The Jealous Sound is mostly rousing and positive, all the while offering hypocritical examples of anything resembling a silver living. The silver lining could just be mercury or acid. Shehan, guitarist Pedro Benito, bassist Nate Mendel and drummer Bob Penn should make up the underdog's arena rock band, with songs that cut deeply and could fill any cavernous place with light and a big, fat sing-along.

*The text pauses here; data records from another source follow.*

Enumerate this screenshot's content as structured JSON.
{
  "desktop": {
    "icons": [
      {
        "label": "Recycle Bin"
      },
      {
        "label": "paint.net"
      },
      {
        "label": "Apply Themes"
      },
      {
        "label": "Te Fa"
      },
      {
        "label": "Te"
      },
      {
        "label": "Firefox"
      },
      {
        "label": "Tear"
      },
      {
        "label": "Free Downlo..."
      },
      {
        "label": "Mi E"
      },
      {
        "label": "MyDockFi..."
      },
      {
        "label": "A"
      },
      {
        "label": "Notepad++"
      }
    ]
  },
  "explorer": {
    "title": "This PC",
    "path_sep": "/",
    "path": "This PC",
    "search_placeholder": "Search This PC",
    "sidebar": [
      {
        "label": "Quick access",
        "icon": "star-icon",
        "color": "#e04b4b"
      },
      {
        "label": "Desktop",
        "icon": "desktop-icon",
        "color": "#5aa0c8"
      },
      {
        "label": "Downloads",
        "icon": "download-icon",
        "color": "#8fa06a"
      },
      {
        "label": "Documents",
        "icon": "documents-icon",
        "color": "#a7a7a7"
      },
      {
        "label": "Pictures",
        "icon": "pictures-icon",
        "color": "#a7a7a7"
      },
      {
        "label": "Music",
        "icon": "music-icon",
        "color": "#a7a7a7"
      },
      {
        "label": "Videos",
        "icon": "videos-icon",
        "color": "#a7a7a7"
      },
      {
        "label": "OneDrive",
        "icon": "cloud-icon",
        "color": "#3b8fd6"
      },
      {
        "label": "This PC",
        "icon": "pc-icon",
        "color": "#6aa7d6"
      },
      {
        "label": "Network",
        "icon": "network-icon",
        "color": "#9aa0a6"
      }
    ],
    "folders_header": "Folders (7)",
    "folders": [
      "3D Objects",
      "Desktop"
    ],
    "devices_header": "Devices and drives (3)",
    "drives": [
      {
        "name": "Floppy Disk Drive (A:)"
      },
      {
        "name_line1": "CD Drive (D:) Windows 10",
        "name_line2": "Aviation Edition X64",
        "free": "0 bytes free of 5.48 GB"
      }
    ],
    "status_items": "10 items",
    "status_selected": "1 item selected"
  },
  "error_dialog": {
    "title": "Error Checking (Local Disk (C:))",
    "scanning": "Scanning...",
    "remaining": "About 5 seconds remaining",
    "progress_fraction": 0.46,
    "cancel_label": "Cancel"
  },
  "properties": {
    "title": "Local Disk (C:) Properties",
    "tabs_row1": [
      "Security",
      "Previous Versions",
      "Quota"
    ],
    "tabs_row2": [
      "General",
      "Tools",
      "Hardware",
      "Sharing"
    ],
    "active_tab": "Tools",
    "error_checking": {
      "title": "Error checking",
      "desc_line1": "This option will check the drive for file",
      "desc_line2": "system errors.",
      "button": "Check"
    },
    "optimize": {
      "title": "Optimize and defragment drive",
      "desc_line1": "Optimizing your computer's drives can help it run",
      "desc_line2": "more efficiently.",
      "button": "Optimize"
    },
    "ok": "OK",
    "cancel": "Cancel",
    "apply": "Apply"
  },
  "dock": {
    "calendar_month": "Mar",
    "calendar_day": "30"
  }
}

Shehan finds his pain riveting and it's easy to see why. None of the pain that he lends to his Los Angeles-based band is one-dimensional. It's all things to all different people. It's agony and it's euphoria. He howls directly at the anguish, as if he were howling directly at the moon, looking for any way to deaden it, or lessen it, to pry away its grip, just a little bit. He sings on this session, "People like us, we get what we deserve," and yet, that's only half the story. It might just be what he'd like to believe. It's what has to believed just to sleep at night - the whole living with your decisions, sleeping in the bed you made sort of thing. It's something that's okay to feel because it could be changed. It leaves little up to the ether, to the intangibles. You just get smarter and you get sweeter and things won't go so bad. It can only drive you crazier and more worried knowing that so much of everything is out of your hands. It seems that Shehan might lean more in that direction and so the songs come off as more affirming and morbidly joyful than they seem because they're just begging for more of that human touch. It's all there is to save any of us from the deep end. Just a warm hand laid in the right spot, or a kiss that strikes right when it's needed. The right words uttered by the right person. It's all we've got to fend off the madness.